L. Regulatory Flexibility Act
Comment: Two respondents stated that the rule fails to comply with
the Regulatory Flexibility Act. Both requested the basis for the stated
conclusions and one requested the Councils to conduct an Initial
Regulatory Flexibility Analysis.
Response: DoD, GSA, and NASA have certified that the rule will not
have a significant economic impact on a substantial number of small
entities. The Regulatory Flexibility Act certification is based upon an
analysis of the data in the Federal Procurement Data System (FPDS).
(See additional discussion in section IV, Regulatory Flexibility Act.)
That certification states that most contracts awarded to small entities
use simplified acquisition procedures or are awarded on a competitive
fixed-price basis, and thus do not require application of the cost
principle contained in this rule. This is supported by the most recent
data available from the FPDS. For Fiscal Year 2010, a search of FPDS
revealed 1,822,515 awards to small businesses. Of these, 1,814,282 were
fixed price (99.5 percent), and 1,220,154 (67 percent) were below the
simplified acquisition threshold.
III. Executive Orders 12866 and 13563
Executive Orders (E.O.s) 12866 and 13563 direct agencies to assess
all costs and benefits of available regulatory alternatives and, if
regulation is necessary, to select regulatory approaches that maximize
net benefits (including potential economic, environmental, public
health and safety effects, distributive impacts, and equity). E.O.
13563 emphasizes the importance of quantifying both costs and benefits,
of reducing costs, of harmonizing rules, and of promoting flexibility.

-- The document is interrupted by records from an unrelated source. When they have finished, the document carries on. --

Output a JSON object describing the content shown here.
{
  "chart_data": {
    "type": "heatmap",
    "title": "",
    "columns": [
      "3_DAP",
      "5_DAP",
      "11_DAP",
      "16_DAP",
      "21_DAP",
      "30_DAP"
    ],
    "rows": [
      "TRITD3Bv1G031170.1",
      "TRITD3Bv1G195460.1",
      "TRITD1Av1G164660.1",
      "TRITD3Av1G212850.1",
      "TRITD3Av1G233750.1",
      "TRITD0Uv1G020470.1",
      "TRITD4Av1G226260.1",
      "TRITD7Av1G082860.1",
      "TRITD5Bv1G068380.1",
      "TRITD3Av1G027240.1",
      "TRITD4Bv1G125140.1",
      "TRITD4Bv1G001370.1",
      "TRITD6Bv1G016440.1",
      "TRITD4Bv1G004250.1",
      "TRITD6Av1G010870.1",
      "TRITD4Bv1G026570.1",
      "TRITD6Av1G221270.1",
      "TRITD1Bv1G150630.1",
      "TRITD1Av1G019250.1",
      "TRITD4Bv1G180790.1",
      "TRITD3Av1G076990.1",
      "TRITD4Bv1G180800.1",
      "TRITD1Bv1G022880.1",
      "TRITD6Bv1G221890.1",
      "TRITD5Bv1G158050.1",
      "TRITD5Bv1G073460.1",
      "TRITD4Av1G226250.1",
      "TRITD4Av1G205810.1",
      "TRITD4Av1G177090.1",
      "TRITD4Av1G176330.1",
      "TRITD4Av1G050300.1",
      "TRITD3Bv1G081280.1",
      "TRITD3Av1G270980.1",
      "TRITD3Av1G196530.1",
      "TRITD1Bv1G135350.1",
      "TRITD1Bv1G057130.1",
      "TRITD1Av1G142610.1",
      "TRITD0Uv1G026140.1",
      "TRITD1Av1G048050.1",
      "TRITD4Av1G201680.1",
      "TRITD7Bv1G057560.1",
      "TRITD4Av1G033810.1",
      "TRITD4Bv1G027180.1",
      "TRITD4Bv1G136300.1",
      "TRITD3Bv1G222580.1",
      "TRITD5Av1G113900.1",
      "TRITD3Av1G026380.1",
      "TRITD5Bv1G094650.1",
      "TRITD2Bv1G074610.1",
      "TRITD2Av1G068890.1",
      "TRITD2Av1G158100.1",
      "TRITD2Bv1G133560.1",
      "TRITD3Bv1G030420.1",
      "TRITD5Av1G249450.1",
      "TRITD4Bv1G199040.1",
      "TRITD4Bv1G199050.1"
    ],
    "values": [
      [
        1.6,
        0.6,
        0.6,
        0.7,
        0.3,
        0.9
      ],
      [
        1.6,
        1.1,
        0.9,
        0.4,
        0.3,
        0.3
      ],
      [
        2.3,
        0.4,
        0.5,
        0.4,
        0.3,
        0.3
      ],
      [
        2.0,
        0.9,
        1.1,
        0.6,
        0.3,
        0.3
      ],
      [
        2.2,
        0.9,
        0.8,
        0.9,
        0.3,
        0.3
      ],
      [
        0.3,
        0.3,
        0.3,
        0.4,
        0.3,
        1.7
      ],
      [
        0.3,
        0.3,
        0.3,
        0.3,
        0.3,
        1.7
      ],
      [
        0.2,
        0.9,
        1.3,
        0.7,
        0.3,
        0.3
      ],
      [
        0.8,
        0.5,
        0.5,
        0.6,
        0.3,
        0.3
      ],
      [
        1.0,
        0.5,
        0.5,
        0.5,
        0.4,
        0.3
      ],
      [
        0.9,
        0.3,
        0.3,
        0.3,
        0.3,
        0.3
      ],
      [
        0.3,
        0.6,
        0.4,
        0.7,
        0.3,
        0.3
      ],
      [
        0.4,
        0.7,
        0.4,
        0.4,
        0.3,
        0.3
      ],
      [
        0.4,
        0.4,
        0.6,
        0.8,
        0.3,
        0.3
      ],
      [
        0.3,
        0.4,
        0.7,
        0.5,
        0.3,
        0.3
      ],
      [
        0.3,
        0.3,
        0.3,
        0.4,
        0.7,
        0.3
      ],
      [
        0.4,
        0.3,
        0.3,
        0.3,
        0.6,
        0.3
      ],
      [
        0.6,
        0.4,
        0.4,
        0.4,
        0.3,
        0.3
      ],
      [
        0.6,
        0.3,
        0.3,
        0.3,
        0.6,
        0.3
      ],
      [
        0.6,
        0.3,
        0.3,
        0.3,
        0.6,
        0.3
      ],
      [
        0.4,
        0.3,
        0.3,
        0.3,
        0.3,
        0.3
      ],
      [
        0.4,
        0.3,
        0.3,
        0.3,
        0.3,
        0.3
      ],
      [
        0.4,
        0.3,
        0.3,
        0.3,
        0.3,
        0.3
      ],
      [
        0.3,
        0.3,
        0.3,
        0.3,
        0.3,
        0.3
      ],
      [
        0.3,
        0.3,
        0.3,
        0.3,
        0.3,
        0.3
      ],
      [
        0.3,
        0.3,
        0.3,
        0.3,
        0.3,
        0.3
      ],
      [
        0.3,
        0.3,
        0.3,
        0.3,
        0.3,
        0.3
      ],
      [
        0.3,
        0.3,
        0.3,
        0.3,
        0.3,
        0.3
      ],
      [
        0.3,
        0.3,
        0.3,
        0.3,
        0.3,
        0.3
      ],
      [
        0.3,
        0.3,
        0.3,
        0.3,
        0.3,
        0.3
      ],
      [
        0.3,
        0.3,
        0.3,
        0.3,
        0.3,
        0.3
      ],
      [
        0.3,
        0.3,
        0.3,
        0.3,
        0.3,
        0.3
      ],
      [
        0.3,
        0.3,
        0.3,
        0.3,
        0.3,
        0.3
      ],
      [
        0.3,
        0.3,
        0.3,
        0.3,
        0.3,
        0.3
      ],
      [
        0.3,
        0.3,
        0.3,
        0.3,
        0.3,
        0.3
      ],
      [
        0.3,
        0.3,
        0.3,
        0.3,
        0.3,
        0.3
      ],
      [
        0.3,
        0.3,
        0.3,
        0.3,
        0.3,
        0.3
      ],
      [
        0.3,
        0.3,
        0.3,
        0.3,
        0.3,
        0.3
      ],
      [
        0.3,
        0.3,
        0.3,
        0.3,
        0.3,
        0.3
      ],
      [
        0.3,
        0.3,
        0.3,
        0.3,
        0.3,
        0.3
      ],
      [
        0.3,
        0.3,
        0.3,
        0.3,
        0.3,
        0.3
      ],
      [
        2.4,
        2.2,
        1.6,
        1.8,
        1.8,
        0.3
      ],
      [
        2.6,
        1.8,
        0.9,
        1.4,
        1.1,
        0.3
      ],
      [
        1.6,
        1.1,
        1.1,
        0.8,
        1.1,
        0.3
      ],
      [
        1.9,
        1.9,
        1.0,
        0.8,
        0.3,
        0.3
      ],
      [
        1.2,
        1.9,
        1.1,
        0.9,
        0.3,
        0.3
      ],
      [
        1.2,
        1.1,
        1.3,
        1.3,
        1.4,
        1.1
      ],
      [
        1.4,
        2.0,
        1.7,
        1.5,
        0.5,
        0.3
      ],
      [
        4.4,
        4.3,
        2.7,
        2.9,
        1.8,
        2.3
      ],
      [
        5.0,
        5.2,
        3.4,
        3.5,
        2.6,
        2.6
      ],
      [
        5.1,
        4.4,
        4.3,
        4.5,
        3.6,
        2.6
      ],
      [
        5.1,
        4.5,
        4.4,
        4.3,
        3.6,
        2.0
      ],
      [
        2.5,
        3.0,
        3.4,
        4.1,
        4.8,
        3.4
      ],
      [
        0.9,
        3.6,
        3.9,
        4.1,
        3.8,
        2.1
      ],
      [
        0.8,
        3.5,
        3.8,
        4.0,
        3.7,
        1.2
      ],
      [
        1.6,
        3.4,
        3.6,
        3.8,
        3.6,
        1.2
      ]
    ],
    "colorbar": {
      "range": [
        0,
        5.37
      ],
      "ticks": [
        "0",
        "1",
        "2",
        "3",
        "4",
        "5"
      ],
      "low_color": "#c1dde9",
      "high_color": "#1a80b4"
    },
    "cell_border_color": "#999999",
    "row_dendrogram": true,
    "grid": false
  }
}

This is a significant regulatory action and, therefore, was subject to
review under section 6(b) of E.O. 12866, Regulatory Planning and
Review, dated September 30, 1993. This rule is not a major rule under 5
U.S.C. 804.
IV. Regulatory Flexibility Act
The Department of Defense, the General Services Administration, and
the National Aeronautics and Space Administration certify that this
final rule will not have a significant economic impact on a substantial
number of small entities within the meaning of the Regulatory
Flexibility Act, 5 U.S.C. 601, et seq., because most contracts awarded
to small entities use simplified acquisition procedures or are awarded
on a competitive fixed-price basis, and do not require application of
the cost principles contained in this rule.
V. Paperwork Reduction Act
The final rule does not contain any information collection
requirements that require the approval of the Office of Management and
Budget under the Paperwork Reduction Act (44 U.S.C. chapter 35).
List of Subjects in 48 CFR Part 31
Government procurement.
Dated: October 21, 2011.
Laura Auletta,
Acting Director, Office of Governmentwide Acquisition Policy, Office of
Acquisition Policy, Office of Governmentwide Policy.
Therefore, DoD, GSA, and NASA amend 48 CFR part 31 as set forth
below:
PART 31--CONTRACT COST PRINCIPLES AND PROCEDURES
0
1. The authority citation for 48 CFR part 31 continues to read as
follows:
Authority: 40 U.S.C. 121(c); 10 U.S.C. chapter 137; and 42
U.S.C. 2473(c).
0
2. Revise section 31.205-21 to read as follows:
31.205-21 Labor relations costs.
(a) Costs incurred in maintaining satisfactory relations between
the contractor and its employees (other than those made unallowable in
paragraph (b) of this section), including costs of shop stewards, labor
management committees, employee publications, and other related
activities, are allowable.
(b) As required by Executive Order 13494, Economy in Government
Contracting, costs of any activities undertaken to persuade employees,
of any entity, to exercise or not to exercise, or concerning the manner
of exercising, the right to organize and bargain collectively through
representatives of the employees' own choosing are unallowable.
Examples of unallowable costs under this paragraph include, but are not
limited to, the costs of--
(1) Preparing and distributing materials;
(2) Hiring or consulting legal counsel or consultants;
(3) Meetings (including paying the salaries of the attendees at
meetings held for this purpose); and
(4) Planning or conducting activities by managers, supervisors, or
union representatives during work hours.